We Chose Tauri over Electron for Our Performance-Critical Desktop App

iparaskev | 42 points

While I like Tauri being light weight, its rust backend and support for mobile, I'm considering moving to electron now.

The webviews on different platforms are very fragmented. they support different feature sets and have different bugs. For example, on mac, I have seen svg and pdf rendering bugs I don't know when they will be fixed. I can't predict their behaviors on platforms I have no access to.

Tauri is also too young, I have seen its new window system crashes on users' machines. And as for the sidecar/external binary feature, Tauri doesn't fix the rpath when packaging, you will have to solve it using manual solutions.

I love rust, but many solutions are only available in c++. rust bindings are usually maintained by hobbyists and rarely updated. I have no energy to fix the binding issues.

I'm now going back to electron, so my frontend can use webgpu. As for the backend, I'm planning to write nodejs addons in c++ and rust.

billconan | 4 days ago

If it's so performance critical why not do a native UI?

nottorp | 4 days ago

The advantage of electron was that the client side scripts in the renderer and the backend use the same language and the two can share data easily (although not so much these days given disabling that is done for security). Whenever I use electron, I have communication between the backend and the renderer client side scripts go over a socket. This made the code fairly portable, such that I was able to do proof of concept port of an electron application I wrote for use in health care to a WebKitGTK version written in around 100 lines of C with the backend nodejs process still running. Interestingly, this cut memory usage in half, with half of the remaining memory usage being the nodejs process. I assumed replacing nodejs with pure C code would lower memory usage even further, but this ran on a CM4, so there was no pressure to reduce memory usage, and I abandoned the C port because using electron as is was more convenient.
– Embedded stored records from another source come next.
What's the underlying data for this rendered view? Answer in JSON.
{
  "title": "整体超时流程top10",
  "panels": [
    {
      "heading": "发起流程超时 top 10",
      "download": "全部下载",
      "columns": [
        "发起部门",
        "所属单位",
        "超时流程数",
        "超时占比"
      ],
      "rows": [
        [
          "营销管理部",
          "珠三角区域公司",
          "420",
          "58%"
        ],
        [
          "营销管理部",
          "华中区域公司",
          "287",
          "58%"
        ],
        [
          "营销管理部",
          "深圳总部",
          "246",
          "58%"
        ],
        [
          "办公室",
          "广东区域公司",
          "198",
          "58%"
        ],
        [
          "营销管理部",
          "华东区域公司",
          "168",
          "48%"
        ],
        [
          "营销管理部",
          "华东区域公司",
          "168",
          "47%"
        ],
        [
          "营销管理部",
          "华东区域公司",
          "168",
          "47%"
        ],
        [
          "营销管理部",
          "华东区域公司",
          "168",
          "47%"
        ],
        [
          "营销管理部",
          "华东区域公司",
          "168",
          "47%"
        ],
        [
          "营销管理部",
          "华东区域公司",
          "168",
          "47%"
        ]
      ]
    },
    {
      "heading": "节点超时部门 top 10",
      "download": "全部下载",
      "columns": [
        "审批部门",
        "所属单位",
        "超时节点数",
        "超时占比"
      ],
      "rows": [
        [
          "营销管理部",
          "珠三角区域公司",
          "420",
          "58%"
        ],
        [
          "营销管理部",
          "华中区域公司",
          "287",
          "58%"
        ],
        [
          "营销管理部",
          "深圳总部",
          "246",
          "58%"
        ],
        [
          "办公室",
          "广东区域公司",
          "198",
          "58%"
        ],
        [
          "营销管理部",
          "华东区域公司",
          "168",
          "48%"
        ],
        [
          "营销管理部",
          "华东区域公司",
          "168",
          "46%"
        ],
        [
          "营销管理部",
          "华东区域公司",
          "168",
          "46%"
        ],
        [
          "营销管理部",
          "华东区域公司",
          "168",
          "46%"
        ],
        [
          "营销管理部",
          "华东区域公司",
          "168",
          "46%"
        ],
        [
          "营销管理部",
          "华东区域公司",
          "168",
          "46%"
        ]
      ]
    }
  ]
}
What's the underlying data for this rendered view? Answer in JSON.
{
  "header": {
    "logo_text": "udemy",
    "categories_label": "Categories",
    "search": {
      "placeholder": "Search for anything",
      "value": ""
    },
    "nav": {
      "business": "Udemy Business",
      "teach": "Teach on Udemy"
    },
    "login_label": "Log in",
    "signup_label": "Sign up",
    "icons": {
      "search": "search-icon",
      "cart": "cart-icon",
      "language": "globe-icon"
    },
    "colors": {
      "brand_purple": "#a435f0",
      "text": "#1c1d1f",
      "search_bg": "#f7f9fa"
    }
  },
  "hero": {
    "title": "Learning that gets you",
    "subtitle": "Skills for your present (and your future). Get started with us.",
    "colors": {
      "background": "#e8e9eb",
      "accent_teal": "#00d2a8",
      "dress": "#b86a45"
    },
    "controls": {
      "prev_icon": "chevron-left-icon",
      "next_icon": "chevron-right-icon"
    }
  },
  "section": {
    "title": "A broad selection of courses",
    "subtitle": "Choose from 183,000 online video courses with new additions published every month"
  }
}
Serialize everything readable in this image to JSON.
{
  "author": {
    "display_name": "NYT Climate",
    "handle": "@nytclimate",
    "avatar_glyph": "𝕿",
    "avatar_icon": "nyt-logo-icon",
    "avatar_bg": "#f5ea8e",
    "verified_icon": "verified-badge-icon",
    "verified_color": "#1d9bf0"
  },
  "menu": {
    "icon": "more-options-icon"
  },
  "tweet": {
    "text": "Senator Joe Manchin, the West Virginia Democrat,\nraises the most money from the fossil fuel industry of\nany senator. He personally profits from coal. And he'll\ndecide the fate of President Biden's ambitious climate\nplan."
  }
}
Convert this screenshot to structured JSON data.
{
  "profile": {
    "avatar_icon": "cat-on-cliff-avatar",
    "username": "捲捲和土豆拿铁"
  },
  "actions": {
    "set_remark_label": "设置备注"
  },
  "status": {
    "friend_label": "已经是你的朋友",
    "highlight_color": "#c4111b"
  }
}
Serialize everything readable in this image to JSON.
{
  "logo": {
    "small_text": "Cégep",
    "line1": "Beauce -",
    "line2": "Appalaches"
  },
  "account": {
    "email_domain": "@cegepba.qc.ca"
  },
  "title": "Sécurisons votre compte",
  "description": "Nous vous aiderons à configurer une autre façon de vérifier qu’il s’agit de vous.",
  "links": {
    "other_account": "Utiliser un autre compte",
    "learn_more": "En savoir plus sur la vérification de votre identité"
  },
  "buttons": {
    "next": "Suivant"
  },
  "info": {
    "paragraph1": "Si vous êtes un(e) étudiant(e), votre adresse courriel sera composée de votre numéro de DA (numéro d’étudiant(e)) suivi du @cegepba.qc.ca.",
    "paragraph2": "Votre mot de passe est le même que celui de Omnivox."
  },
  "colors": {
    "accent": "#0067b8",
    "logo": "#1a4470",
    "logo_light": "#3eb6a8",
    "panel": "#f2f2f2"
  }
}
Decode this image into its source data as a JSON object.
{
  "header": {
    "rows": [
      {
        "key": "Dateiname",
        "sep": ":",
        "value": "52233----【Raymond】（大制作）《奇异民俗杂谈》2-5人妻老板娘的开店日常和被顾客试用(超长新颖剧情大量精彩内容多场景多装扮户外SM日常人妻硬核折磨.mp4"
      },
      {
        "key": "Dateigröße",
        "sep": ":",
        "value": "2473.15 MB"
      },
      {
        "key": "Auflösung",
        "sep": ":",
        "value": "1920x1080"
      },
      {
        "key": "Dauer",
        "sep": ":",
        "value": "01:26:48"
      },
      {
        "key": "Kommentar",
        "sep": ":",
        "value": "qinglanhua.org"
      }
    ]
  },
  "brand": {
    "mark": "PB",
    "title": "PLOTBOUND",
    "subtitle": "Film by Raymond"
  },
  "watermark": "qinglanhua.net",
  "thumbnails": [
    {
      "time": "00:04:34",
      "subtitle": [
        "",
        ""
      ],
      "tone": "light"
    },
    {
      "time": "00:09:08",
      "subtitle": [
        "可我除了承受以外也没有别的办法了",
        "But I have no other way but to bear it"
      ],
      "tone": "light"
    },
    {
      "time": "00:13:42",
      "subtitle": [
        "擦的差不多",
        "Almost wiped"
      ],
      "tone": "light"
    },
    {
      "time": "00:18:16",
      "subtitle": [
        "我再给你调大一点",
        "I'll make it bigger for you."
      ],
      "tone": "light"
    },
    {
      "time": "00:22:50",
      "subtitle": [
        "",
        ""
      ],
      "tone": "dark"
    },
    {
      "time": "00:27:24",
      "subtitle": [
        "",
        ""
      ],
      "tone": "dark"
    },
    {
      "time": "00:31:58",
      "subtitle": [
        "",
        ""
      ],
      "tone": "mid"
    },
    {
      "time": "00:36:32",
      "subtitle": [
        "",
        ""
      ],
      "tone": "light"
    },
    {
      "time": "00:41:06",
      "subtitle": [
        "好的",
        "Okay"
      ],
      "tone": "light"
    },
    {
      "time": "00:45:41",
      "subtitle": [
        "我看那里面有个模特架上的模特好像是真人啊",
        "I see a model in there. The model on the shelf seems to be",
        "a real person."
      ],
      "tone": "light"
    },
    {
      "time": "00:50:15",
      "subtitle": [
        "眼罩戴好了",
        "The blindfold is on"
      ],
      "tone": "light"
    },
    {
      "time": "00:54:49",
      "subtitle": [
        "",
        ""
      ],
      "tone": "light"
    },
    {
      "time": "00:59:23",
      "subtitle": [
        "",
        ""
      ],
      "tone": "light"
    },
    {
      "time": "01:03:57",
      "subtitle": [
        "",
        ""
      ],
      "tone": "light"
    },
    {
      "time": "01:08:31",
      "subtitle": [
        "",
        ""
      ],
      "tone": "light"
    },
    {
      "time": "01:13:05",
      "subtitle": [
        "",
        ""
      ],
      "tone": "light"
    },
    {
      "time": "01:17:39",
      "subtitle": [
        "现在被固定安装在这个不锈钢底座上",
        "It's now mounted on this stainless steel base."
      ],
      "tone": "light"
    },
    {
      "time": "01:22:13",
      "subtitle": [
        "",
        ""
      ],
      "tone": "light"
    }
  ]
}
There really is not much special about electron or tauri. You can do the same thing in any language that can use WebKit as a library.

ryao | 4 days ago

I miss my wxwidget days, when we had true cross platform devs.

Yes, it came with drawbacks, but it felt snappy and bloatfree.

Whereas modern apps feast on RAM and CPU... Having an app boasting light weight, when before we had 16 to 64MiB for WHOLE system feels ironic

thesnide | 3 days ago

I discovered Tauri as a way to package my HTML/JS game in a small desktop application. I felt like Electron would have so much overhead or complexity that it wouldn’t be worth it. The only problem I’ve encountered is making sure to use .mp3 or .wav instead of .ogg since not all webviews support .ogg

hoofedear | 4 days ago

I was expecting the answer to be "code size", since that's Tauri's largest concrete advantage. Instead it's because they want to be able to directly run performance-sensitive Rust code in the main process, and because Tauri has a built-in library for spawning sidecar processes that's slightly higher-level than what Electron offers, at least if you want the process-spawning logic to live in the renderer process.

The latter point seems real but kind of minor. For the former, I'm curious whether they considered using napi-rs or neon to call Rust code from within a Node.js process.

ameliaquining | 4 days ago

Are the memory benchmarks measured correctly?

This tauri issue suggests the common measurement approach might be wrong

https://github.com/tauri-apps/tauri/issues/5889

Also would be better to have specific startup time instead of "fast" (which is strange since electron is not known for fast startup)

eviks | 3 days ago

I keep seeing more and more apps being built with tauri, without any big issues. Yaak for example is built with tauri and it's pretty great :) i can't remember much other example from the top of my head, but it's definitely becoming a solid options

ramon156 | 4 days ago

Tauri mention it is more secure than electron. What exactly makes tauri more secure?

jenadine | 4 days ago

Tauri v2 is very good!

anxman | 4 days ago

its the same memory usage. its hidden by the OS.

its less efficient because you can only ever pass messages to the webview. you cant compile modules and integrate like you can with Electron.

webviews are a naieve solution only useful for basics and even then is outdone by any other cross platform UI.